Filed under Literacy, Newfoundland and Labrador, Photography, Social Media, Twitter

5 responses to “Understanding Content – Introduction

  1. Hi, Margaret.

    I used to teach writing in a University setting, pre-Web 2.0, and when it came time to cover writing a research paper, we discussed how to evaluate the credibility of a source. How much more so, do we need to be able to evaluate the unvalidated sources we find online, and how much more important do our online filters (via our social networking contacts) become.

    I’ll follow your series with great interest.

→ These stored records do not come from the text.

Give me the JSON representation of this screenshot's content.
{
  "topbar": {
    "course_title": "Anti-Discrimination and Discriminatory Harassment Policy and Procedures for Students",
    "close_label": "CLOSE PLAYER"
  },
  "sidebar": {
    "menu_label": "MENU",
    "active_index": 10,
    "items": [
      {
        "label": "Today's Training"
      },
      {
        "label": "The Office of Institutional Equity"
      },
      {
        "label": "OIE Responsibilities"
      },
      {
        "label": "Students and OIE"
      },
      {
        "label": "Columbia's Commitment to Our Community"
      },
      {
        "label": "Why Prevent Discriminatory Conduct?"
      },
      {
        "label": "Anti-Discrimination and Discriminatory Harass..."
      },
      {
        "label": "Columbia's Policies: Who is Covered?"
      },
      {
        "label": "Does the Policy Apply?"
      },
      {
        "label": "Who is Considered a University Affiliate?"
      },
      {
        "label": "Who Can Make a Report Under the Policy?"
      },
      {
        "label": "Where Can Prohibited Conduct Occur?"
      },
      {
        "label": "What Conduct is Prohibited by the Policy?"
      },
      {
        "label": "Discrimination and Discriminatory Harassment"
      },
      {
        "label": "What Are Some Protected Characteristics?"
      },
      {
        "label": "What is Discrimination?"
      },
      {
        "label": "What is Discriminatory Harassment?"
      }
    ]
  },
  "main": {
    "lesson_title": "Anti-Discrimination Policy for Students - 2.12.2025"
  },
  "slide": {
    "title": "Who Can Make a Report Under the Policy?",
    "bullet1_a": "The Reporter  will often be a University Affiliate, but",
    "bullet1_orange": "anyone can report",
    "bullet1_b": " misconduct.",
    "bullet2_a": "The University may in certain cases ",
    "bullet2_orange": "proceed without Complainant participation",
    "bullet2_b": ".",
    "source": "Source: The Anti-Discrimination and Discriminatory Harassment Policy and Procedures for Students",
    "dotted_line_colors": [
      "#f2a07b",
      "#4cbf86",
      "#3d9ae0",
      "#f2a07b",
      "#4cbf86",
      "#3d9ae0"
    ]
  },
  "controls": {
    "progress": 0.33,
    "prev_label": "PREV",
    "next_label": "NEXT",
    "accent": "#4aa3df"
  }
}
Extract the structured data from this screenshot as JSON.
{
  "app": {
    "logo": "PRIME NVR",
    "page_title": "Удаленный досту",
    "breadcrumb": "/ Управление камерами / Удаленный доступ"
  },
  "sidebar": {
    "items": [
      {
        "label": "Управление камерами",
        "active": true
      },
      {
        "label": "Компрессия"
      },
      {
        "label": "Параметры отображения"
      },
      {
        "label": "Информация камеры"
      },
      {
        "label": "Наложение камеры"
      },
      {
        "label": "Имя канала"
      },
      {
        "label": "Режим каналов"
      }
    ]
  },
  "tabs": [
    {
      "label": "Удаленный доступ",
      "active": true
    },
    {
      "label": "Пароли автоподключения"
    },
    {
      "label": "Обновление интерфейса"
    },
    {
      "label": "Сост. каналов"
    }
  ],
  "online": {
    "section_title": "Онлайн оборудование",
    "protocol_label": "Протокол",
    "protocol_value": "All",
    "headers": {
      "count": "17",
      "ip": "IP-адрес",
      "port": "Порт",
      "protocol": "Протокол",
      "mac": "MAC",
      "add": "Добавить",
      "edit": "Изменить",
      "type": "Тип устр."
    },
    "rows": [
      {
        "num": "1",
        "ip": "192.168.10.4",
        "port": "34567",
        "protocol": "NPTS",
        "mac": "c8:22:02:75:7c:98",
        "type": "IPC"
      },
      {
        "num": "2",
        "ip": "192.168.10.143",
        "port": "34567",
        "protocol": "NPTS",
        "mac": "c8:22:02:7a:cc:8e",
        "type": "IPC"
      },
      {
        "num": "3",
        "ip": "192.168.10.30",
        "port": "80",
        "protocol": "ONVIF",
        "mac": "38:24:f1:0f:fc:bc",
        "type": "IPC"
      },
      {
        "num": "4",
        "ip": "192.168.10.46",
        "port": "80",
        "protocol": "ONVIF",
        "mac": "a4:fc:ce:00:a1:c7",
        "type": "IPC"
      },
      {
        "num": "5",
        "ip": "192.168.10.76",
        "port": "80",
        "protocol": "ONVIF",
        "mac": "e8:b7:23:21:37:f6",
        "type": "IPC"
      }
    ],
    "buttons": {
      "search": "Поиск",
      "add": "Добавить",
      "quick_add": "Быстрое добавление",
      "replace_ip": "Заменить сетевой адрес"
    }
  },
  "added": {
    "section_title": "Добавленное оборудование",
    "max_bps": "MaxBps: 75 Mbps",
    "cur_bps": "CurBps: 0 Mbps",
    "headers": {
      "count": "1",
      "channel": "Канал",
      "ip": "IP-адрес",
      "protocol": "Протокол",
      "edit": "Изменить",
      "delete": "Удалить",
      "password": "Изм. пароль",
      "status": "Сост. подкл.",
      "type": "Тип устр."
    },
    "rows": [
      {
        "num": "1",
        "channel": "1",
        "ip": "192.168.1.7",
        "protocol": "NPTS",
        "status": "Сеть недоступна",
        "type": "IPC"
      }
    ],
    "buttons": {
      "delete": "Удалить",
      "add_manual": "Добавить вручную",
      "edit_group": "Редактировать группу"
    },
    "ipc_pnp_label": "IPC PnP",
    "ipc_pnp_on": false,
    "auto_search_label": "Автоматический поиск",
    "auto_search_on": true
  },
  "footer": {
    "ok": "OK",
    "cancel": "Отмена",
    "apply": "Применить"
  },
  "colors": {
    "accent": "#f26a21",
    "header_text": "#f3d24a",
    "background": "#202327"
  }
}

  2. Could you pleasee provide more information on this topic??? Also your site is amazing. Best regards…

    • Thank you for your positive comments. There is a new post since this one. It is called “Understanding Content – Avatar.” I hope to have another one ready by next week.

  3. Hi. I just noticed that your site looks like it has a few code errors at the very top of your website’s page. I’m not sure if everybody is getting this same bugginess when browsing your blog? I am employing a totally different browser than most people, referred to as Opera, so that is what might be causing it? I just wanted to make sure you know. Thanks for posting some great postings and I’ll try to return back with a completely different browser to check things out!

  4. Thank you for pointing out the potential problem with coding. Since this site uses WordPress, I assumed the coding would be correct. I will check into it.